No score method for MeanShift estimator - scikit-learn

646 Views Asked by At

I was trying to use GridSearch to iterate over different values of bandwidth for MeanShift algorithm and it shows this error; does any of you know how can I fix this? Thanks a lot!

# Using GridSearch for Algorithm Tuning
from sklearn.model_selection import GridSearchCV
meanshift=MeanShift()
C = range(48, 69) # For MeanShift bandwidth
param_grid = {"bandwidth": range(48, 69)}

mean_grid = GridSearchCV(estimator=meanshift, param_grid=param_grid, scoring=None)

mean_grid.fit(X)

And this is the error I get:

TypeError: If no scoring is specified, the estimator passed should have a 'score' method.

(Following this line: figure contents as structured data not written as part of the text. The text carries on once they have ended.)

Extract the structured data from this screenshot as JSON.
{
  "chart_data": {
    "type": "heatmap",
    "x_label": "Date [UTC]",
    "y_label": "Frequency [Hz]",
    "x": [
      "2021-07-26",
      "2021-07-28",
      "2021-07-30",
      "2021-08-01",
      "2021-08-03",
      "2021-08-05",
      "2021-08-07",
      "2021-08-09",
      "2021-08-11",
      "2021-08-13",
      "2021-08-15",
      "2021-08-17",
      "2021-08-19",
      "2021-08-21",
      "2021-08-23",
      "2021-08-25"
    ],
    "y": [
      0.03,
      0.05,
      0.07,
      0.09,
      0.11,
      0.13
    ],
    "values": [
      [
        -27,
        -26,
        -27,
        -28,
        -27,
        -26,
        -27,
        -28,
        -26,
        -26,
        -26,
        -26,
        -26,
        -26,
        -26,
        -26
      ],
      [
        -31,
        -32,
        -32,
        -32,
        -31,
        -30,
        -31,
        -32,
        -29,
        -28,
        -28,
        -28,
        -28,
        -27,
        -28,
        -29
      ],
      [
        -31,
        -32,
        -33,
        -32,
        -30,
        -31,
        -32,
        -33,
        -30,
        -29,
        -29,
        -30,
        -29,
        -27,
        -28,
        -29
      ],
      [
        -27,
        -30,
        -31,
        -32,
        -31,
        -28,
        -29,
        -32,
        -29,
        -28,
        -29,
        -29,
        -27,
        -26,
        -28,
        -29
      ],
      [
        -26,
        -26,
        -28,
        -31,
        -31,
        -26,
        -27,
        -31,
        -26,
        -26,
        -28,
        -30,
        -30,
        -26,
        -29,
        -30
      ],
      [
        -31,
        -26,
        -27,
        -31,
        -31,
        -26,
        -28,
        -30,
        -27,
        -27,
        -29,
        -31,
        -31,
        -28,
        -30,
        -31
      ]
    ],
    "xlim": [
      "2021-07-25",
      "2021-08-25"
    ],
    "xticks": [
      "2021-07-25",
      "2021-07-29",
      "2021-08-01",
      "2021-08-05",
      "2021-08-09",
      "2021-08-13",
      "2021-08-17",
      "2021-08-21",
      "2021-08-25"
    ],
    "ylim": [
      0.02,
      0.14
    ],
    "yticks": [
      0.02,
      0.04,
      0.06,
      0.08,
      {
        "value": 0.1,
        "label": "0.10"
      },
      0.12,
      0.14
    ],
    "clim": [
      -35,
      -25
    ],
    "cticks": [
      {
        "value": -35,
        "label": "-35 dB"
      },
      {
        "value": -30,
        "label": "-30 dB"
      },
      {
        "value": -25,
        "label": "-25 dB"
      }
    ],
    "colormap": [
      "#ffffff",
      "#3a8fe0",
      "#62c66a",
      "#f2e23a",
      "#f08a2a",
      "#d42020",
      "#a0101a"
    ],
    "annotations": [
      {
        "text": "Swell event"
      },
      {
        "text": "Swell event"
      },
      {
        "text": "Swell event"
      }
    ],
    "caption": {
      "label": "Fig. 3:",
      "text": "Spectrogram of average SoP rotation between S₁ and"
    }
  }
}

The estimator MeanShift(bandwidth=None, bin_seeding=False, cluster_all=True, min_bin_freq=1,
     n_jobs=1, seeds=None) does not.
2

There are 2 best solutions below

1
On

It's because MeanShift algoritm does not contain score function. In this case you have to specify scoring in GridSearchCV. Here is a complete list.

From the documentation of GridSearchCV:

Parameters:

estimator : estimator object.

This is assumed to implement the scikit-learn estimator interface. Either estimator needs to provide a score function, or scoring must be passed.

0
On

You can't use GridSearch with an unsupervised method well.

The concept of grid search is to choose those parameters that have the best score when predicting on held out data. But since most clustering algorithms cannot predict on unseen data, this does not work.

It's not that straightforward to choose "optimal" parameters in unsupervised learning. That is why there isn't an easy automation like gridsearch available.